As a remedy to this problem, RiskAPI includes Volatility-Adjusted Futures (VAF's), a class of mathematically constructed futures contract data that utilizes historical returns combined with measurements of recent volatility to normalize past returns to current volatility conditions. The idea behind this construct is to preserve the statistical significance of historical returns, while making them relevant to present day market conditions, specifically with regards to current volatility. In short, the construct allows users to take advantage of large amounts of historical return observations and to simulate these returns behaving as if they took place under similar, present day volatility conditions.

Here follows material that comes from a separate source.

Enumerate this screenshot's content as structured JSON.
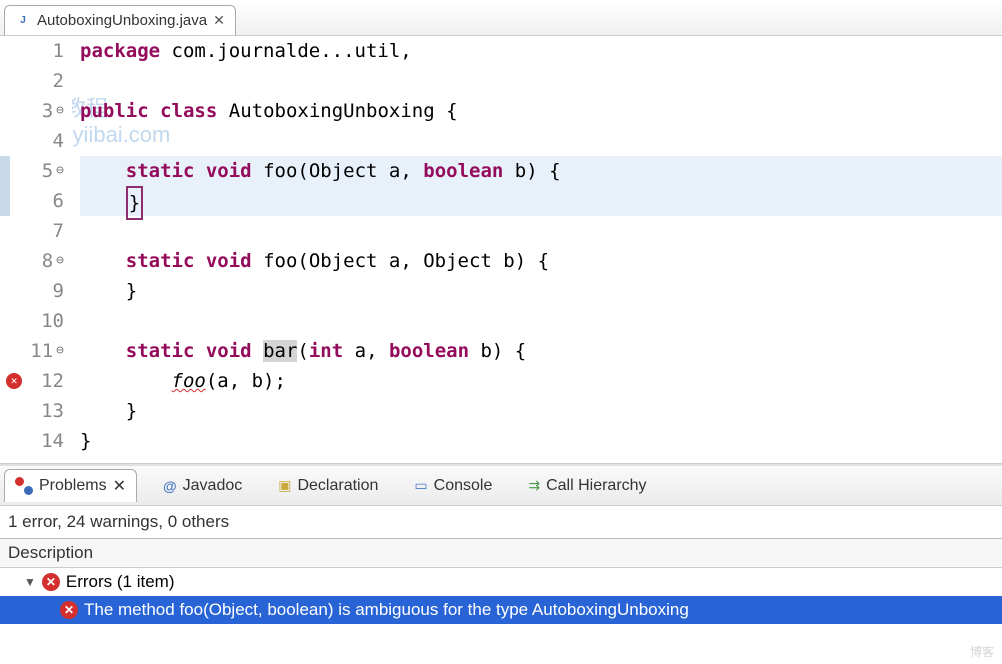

The RiskAPI system provides a simple format for converting any futures contract to use this volatility sampling and normalization process in order to seamlessly adjust historical returns. For the December 2020 Henry Hub Natural Gas contract, symbol: NGZ20, a symbol modification is applied by adding a hash sign to this code: NGZ20#. This prompts the system to modify the historical returns of this contract by normalizing historical return observations to present day volatility conditions using past and present volatility measurements.

Using the RiskAPI Add-In, which provides a simple keyword-based mechanism to quickly generate VaR in Excel via the RiskAPI cloud service, we reproduce the same calculations, this time on the VAF version of the Henry Hub contract, NGZ20#:

 

 

The result is a much better-performing estimate of losses, using only data preceding each outsized return event:

 

 

Additional manipulations of returns are available, allowing users to take advantage of filtered, seasonal samples, i.e., constructing a set of normalized returns sampled from specific months out of each year, going back several years (a full whitepaper of this methodology exists for registered and trial users of the system).